The set-up of the clinic is deliberately designed so that practitioners can still have close contact with patients; no-one’s face-to-face time and safety are compromised.

Again, this is not a perfect solution and we have found our ‘sweet spot’—we can maintain excellent care at a three-to-one
ratio but greater numbers compromise our ability to customise care for the patient.

However, it has allowed us to increase our hourly billing rate without putting excessive financial pressure on our patients.

A reduction in non-essential costs

The most significant cost burden in a practice is staff wages. Overhead costs may therefore only moderately affect the
bottom line of the practice. 

However, there are options to consider. One is clinical specialisation—being known for one thing in particular. This reduces the need for the practice to invest in everything else. 

Buying and maintaining equipment and supplies for one specific purpose reduces the overall cost burden of the practice. 

Clinical specialisation also reduces your marketing costs, giving you a narrower target market and a specific client base. 

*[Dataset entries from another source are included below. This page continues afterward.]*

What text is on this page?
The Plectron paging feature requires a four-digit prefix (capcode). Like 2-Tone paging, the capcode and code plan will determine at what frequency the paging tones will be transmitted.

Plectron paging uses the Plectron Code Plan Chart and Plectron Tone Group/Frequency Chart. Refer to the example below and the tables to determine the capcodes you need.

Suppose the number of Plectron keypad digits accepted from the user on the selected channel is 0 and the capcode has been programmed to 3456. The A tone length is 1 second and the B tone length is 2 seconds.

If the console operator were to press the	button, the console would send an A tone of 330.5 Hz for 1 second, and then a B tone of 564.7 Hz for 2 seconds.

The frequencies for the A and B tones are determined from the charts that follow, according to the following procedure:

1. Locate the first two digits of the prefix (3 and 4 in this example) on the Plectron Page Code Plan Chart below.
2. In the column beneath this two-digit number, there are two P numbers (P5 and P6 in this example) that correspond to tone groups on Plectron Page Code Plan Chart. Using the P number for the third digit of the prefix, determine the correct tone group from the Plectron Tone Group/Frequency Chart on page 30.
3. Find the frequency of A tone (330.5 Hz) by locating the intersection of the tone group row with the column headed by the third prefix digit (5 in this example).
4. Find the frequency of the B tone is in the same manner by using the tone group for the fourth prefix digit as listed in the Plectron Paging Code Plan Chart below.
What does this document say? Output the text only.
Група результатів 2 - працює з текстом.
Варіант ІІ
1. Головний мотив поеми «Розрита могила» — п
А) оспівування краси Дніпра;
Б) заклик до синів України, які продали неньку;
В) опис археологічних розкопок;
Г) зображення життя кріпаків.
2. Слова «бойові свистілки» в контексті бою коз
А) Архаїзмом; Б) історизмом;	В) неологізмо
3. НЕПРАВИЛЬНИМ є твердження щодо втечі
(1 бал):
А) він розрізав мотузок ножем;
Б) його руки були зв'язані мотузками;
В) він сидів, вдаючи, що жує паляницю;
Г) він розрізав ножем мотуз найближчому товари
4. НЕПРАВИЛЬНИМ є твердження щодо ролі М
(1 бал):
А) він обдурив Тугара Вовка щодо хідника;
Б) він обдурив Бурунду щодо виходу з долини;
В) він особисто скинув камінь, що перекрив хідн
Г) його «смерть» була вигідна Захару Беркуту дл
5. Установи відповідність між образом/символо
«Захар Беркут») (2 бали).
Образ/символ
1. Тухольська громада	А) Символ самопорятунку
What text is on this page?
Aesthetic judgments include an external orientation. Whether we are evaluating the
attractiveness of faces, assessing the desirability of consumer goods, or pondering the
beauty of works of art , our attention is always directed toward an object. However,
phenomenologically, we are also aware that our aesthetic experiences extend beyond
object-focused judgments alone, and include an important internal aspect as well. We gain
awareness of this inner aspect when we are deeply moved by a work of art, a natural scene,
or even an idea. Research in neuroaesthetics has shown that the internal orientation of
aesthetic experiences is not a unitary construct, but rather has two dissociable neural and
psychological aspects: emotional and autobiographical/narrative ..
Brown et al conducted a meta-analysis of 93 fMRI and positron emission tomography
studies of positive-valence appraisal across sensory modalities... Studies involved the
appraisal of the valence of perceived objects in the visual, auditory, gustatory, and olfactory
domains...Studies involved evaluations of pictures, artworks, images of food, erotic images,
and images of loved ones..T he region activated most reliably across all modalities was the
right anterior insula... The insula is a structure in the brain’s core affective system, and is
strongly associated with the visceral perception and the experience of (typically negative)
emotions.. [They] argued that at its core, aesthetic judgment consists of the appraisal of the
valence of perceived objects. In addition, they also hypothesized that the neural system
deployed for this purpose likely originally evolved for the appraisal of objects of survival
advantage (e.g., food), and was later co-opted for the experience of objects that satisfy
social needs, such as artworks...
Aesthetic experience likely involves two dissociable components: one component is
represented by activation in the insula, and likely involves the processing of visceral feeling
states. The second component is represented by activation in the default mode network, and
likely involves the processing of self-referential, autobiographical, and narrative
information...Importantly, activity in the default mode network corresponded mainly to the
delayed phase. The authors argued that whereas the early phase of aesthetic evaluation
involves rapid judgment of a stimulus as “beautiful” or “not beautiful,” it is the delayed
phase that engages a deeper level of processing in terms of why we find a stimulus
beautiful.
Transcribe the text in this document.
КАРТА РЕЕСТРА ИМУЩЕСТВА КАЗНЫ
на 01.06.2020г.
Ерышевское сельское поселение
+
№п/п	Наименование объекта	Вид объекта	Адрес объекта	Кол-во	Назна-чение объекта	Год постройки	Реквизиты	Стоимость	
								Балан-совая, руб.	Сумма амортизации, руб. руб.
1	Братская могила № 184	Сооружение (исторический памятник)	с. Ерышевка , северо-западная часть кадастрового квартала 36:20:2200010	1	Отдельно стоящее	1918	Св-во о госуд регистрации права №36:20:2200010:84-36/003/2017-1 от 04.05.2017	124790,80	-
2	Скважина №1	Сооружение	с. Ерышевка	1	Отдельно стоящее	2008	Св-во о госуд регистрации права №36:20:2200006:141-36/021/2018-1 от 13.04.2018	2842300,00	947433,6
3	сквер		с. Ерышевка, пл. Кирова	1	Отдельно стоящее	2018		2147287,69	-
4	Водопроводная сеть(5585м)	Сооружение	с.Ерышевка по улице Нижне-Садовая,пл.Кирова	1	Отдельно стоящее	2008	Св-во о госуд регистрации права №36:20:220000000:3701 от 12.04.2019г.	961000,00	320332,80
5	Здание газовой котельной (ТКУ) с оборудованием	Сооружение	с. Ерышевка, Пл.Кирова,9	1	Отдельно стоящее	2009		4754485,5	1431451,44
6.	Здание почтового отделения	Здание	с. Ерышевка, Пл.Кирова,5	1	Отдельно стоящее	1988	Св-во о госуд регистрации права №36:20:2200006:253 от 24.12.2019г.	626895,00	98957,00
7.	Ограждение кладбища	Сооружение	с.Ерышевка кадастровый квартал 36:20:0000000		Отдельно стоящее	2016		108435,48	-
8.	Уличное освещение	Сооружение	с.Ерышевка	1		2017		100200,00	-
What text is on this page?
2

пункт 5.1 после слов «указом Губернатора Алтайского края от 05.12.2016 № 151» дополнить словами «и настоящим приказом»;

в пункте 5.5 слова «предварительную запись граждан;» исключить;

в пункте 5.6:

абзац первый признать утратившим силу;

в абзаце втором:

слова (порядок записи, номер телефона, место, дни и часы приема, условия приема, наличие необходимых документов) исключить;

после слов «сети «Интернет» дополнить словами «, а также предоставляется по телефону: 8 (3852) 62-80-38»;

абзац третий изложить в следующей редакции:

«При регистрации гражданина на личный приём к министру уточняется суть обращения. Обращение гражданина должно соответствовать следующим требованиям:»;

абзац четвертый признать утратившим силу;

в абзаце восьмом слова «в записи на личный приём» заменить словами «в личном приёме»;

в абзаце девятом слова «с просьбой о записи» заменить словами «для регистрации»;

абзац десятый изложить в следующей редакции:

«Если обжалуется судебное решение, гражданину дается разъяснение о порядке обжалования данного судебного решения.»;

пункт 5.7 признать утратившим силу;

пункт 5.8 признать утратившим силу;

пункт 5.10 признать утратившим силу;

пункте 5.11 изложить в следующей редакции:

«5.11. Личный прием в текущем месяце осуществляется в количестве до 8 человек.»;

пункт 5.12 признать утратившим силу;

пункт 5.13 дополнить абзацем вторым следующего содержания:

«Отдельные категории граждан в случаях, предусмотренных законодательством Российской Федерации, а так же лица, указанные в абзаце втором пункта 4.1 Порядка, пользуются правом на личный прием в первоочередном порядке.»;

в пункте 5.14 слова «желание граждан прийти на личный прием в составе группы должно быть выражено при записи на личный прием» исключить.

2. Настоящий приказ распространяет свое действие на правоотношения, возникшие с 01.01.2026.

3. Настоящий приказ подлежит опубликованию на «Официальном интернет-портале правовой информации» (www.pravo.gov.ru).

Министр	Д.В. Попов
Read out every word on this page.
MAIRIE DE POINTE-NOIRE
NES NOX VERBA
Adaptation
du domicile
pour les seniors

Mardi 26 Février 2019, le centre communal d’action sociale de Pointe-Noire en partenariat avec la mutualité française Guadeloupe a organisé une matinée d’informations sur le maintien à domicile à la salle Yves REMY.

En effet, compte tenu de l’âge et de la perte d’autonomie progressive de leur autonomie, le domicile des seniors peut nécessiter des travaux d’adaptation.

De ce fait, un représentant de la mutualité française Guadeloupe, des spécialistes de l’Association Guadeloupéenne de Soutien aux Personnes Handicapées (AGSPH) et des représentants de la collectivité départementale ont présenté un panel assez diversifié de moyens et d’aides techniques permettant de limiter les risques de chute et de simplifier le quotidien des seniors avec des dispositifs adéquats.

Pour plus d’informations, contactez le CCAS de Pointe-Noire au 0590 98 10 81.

You can pinpoint your marketing and not waste money where your patients will not be looking.

In our clinic, there is a major focus on strengthening and long-term rehabilitation for patients over 50. 

Although this means we ‘miss out’ on the sports market (I think I remember taping one ankle this year), our assets and spending are concentrated on the strengthening and rehabilitation market. 

We don’t have unnecessary supplies, unnecessary equipment or unnecessary marketing that doesn’t reach our target audience.

>> Michael Dermansky APAM is the managing director and senior physiotherapist at MD Health, operating since 2003. Michael is always studying and looking for ways to improve physiotherapy services, including ideas from the fitness industry and great customer service companies.